Я не рассчитываю сделать много за тот короткий срок, который мне остается жить, но я лелею надежду помочь, хотя бы в очень скромных пределах, заложить фундамент, на котором в будущем более умелые руки и умные головы воздвигнут здание. Таким образом, я смогу быть сколько-нибудь полезным в работе по защите и спасению от окончательного уничтожения некоторых из интереснейших и полезных обитателей наших бескрайних просторов. Они ждут лишь доброты и понимания человека, чтобы проявить все, что в них заложено природой, и иметь возможность развиваться. Я говорю о рядовых представителях огромной немой армии живых существ, которые не могут нам ничего сказать.
Одним из интереснейших результатов поставленной мной задачи было то, что мне довелось войти в контакт с людьми самых различных профессий. Мне посчастливилось найти много друзей, и я надеюсь, что найду еще больше. Это дорого мне не только потому, что я расширяю свой кругозор и становлюсь более образованным, но, помимо всего, это доставляет мне радость.
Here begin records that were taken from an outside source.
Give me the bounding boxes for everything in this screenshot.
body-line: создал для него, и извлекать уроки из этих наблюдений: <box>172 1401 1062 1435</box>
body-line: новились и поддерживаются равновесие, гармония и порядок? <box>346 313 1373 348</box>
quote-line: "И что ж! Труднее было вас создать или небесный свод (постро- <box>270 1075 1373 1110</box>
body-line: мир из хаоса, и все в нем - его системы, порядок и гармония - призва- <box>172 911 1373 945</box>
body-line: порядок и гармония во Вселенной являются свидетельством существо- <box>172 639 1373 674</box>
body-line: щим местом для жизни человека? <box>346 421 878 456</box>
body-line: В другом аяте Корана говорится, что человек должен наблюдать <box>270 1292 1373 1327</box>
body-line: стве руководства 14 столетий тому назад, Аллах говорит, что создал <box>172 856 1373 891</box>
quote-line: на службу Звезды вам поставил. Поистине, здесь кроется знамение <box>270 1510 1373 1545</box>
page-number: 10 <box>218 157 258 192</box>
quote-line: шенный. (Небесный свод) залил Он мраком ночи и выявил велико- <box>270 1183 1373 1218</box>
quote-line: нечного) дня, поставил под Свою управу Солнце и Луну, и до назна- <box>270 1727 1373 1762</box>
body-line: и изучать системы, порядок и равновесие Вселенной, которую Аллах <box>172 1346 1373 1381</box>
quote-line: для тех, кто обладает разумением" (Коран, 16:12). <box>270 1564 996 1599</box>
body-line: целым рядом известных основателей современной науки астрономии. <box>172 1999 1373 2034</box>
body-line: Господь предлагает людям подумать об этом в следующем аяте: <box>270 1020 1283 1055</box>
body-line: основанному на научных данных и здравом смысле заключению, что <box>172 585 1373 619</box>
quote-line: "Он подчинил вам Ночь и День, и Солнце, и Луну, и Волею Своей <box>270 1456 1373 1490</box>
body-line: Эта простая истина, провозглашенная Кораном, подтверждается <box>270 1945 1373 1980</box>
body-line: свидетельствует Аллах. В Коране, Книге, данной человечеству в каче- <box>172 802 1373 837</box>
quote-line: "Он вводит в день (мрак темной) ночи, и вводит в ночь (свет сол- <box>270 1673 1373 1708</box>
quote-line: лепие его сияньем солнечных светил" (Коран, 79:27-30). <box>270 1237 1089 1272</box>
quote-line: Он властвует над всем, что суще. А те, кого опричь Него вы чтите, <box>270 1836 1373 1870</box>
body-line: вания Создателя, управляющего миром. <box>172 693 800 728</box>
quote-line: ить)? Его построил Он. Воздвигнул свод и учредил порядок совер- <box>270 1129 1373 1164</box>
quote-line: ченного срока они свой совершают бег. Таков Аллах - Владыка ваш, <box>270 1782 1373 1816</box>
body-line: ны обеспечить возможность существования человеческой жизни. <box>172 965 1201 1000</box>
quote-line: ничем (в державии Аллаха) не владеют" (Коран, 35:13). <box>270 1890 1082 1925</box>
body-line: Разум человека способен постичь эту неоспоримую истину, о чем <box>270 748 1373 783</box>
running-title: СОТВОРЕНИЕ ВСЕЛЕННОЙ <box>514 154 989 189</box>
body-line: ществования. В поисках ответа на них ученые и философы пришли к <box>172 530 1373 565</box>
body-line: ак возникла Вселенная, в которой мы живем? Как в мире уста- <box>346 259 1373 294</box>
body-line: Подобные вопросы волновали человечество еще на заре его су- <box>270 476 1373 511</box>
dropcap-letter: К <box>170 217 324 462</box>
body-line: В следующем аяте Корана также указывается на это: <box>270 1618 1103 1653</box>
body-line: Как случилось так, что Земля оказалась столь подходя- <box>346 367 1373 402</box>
Много времени отдаю переписке со школьниками. Я получаю от них огромное количество писем. Одни написаны детскими каракулями, другие наспех – с кляксами, третьи очень аккуратно, со старательно выведенными буквами; каждое из них вдумчивое, и все они носят следы большого труда, вложенного в них удивительно доверчивыми и полными надежд авторами, – любовный труд, если только такой существует. Этой перепиской я очень горжусь. Я стараюсь ответить всем, и шлю письма то на имя всего коллектива, то на имя педагога, а иногда, если характер письма того требует, отвечаю своему корреспонденту лично.
Это моя самая ответственная переписка, потому что я чувствую, таким путем мне дана возможность участвовать в созидательной работе. Но семена, посеянные в молодые, жаждущие знаний умы, прорастут и распустятся цветами добра, когда, быть может, имя садовника будет давно забыто.